There are lots of dudes on the Red Sox I wouldn't mind hanging out with. I'd like to shoot the shit with Theo Epstein and Terry Francona, for the love of pete. And I can't think of a single Yankee I can say that about. Well, Farnsworth. And maybe Mussina, all things considered.

It's not love-hate, because I have no love for the Red Sox, but they are entertaining to watch. The sound of the crowd at Fenway Park will eventually make its way into having the stomach-turn familiarity the yokels at that dump in the Bronx carry to my ears, but they aren't quite there yet. I like the park. I like the Green Monster. And I like that at any time, a game can turn on a dime with that lineup.

But I hate the Red Sox. Just as a fan, I subscribe to the Weaver philosophy that there should be bad blood between all teams. Doesn't mean I can't tip my cap to another club and its fans, but I should, fundamentally, hate the Red Sox and Yankees, if nothing else.

Then there's the Colorado Rockies. Gutty, on an incredible run, young, talented, lots of cool players on that team. I've always liked Todd Helton. I really like Troy Tulowitzki. To listen to the oldsters at the only bar I frequent, you'd think Matt Holliday is the second coming of Babe Ruth.

But I'm no Rockies fan, not really. They're my rooting interest, but the older I get, the less I actually care who wins in the playoffs anymore. Does it really matter to me? I laugh when the Yankees lose, but whatever. They've won a few rings, they'll win a few more before I'm dead and gone. It's something you become accustomed to, more or less.

That whole "doin' it for the Lord!" thing does bother me a bit. I'm not going to get into a big religion thing, and I beg no one else to. I don't care who believes what, honestly, but celebrating God's stadium is a tad off-putting on national television. The Red Sox poured beer all over the place and wore goggles and smoked stogies and danced the night away on the infield grass. The Rockies stood on a podium like a bunch of guys that were sort of excited about it all. Even the Yankees dump booze on each other. Come on.

Meanwhile, of course, one of the members of the Colorado brass seemed to be just hammered drunk.

I've decided I'll pull for the Rockies with half of my heart. I am a baseball fan, and I'll watch the games, and I'll sort of care. But if the Red Sox win, my winter won't seem any longer.

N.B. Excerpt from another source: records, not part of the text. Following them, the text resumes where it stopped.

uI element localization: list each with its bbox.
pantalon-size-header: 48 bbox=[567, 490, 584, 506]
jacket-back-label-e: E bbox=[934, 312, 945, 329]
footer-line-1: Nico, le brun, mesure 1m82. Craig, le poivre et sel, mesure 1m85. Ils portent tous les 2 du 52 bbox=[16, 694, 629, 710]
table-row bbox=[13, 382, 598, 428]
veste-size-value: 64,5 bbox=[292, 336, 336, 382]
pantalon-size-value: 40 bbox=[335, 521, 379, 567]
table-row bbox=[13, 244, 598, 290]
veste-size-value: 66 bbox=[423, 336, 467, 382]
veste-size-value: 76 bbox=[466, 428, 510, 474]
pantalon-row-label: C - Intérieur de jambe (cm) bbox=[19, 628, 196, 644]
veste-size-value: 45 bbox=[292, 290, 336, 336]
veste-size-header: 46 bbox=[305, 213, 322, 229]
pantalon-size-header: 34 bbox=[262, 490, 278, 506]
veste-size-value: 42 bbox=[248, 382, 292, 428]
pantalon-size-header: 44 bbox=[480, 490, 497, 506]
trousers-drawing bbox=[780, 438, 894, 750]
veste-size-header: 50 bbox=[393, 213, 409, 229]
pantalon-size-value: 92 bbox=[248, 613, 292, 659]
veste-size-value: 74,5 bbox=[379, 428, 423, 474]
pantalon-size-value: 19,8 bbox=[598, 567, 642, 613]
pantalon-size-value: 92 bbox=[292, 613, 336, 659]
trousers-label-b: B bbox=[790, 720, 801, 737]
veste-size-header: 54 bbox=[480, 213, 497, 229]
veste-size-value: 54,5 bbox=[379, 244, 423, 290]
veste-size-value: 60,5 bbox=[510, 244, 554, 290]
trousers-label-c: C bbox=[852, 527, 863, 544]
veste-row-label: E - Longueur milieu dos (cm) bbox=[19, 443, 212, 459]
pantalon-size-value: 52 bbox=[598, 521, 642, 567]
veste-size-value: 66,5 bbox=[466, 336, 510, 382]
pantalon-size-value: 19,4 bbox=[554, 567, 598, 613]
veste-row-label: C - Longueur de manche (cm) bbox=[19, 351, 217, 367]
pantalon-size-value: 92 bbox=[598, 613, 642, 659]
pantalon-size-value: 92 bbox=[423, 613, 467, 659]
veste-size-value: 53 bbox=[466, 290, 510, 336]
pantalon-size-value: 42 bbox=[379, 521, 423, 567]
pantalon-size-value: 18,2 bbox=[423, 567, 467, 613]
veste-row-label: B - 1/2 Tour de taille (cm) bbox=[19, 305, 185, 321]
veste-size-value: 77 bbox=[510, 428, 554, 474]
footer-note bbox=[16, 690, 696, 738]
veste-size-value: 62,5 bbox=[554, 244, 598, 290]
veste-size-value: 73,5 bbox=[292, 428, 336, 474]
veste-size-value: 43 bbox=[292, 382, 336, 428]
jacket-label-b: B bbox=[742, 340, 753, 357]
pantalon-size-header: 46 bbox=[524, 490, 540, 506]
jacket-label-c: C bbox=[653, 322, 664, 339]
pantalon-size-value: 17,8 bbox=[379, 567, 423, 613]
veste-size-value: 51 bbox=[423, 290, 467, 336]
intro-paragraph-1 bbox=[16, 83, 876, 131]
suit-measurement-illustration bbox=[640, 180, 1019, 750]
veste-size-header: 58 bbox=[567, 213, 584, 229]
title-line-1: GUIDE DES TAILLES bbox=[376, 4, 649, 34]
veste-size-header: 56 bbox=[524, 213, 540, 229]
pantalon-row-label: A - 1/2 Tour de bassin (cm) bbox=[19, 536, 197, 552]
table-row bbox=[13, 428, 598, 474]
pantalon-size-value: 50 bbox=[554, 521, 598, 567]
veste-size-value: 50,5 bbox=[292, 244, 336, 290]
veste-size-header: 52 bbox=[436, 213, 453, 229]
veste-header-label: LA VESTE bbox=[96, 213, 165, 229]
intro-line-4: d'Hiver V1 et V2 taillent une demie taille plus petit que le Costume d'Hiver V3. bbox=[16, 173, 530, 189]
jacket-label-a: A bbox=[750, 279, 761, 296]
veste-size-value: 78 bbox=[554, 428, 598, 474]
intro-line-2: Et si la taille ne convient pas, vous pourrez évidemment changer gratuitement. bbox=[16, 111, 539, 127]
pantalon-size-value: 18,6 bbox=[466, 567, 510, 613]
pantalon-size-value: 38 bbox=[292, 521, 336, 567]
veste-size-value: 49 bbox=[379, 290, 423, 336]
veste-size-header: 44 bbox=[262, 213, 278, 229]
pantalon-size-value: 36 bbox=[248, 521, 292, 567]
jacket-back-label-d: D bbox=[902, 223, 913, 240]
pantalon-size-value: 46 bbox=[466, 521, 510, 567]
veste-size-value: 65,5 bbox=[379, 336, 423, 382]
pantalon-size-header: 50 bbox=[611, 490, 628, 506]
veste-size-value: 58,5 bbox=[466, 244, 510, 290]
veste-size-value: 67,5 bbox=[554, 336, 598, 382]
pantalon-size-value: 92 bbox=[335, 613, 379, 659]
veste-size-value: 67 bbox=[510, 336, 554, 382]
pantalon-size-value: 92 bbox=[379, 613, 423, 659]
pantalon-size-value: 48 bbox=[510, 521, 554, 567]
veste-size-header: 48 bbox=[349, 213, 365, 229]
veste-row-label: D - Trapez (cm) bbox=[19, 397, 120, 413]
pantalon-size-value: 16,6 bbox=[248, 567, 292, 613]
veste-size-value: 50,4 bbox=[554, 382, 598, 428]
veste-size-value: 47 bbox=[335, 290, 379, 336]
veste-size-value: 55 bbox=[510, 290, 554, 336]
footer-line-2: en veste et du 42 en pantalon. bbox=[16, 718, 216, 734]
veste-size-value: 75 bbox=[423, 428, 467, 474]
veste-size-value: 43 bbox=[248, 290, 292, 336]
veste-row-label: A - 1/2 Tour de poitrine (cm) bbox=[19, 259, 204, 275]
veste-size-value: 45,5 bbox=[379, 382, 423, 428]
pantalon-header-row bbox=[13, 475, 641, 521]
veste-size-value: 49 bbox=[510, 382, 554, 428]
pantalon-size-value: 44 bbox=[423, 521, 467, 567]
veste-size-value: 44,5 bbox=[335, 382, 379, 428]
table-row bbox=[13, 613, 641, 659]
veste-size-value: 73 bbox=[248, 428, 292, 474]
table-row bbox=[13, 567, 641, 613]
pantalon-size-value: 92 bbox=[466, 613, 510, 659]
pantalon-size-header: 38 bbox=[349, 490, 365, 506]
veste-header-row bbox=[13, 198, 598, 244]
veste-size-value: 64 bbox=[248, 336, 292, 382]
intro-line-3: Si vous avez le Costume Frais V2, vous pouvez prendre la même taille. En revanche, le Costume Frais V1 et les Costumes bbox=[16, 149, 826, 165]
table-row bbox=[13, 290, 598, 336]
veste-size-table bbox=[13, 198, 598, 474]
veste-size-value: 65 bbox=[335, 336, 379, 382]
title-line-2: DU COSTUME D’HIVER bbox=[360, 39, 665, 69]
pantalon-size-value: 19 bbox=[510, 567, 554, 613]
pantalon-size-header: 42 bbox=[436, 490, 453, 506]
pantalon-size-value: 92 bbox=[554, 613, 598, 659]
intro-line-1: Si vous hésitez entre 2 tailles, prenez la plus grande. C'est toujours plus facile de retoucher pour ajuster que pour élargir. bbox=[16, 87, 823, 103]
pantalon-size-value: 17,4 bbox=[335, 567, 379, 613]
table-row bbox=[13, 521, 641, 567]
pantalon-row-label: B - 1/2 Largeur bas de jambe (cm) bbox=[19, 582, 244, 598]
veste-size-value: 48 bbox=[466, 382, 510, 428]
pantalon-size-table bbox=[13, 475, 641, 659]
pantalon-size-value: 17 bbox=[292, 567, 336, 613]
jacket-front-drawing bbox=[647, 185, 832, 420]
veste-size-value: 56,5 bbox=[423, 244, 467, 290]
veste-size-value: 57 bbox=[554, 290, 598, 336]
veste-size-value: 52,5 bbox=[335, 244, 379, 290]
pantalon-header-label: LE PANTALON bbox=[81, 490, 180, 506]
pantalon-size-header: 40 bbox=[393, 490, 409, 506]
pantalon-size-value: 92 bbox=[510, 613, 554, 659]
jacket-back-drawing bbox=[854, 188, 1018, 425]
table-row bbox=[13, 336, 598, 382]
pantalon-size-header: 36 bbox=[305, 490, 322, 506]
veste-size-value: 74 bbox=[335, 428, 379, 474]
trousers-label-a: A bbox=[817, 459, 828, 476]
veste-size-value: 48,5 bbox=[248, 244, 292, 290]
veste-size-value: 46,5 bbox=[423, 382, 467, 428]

I do want to make one quick comment about this series, though.

"The AL is so much better than the NL!"

Yeah, well, bullshit. If the AL was so much better than the NL, the Tigers would be your defending world champions, not that crap Cardinals team. The Rockies beat the Red Sox in a regular season series. I cannot find a single thing that really makes the Red Sox notably better than Colorado.

The American League does seem better than the National League, but truth be told, the Rockies are a lot better than the National League, too. I think Colorado matches up well with Boston. Actually, I think they match up much better with Boston than Cleveland did, and Cleveland played the Red Sox very tough.

I initially said I'd take the Rockies in six, but I can't really tell you I'm confident in any pick. I could see a sweep by either side, sort of similar to what we got with the White Sox-Astros series in 2005, where every game was close. I could see it go the full seven with a nail-biter of a climax.

So, for me, what it really comes down to is this: Dropkick Murphys' "I'm Shipping Up to Boston" v. John Denver's "Rocky Mountain High."

Give me the crappy folk-rocker, although I generally wouldn't go that route. Thank God, I'm a country boy.

See also: Purple Row and Over the Monster

And as a total aside, I'd also like to thank all the Red Sox bloggers out there that have linked to my venom toward Kevin Millar in the last two days. Much appreciated, but I don't think it makes me a "killjoy," because it wasn't my joy to begin with.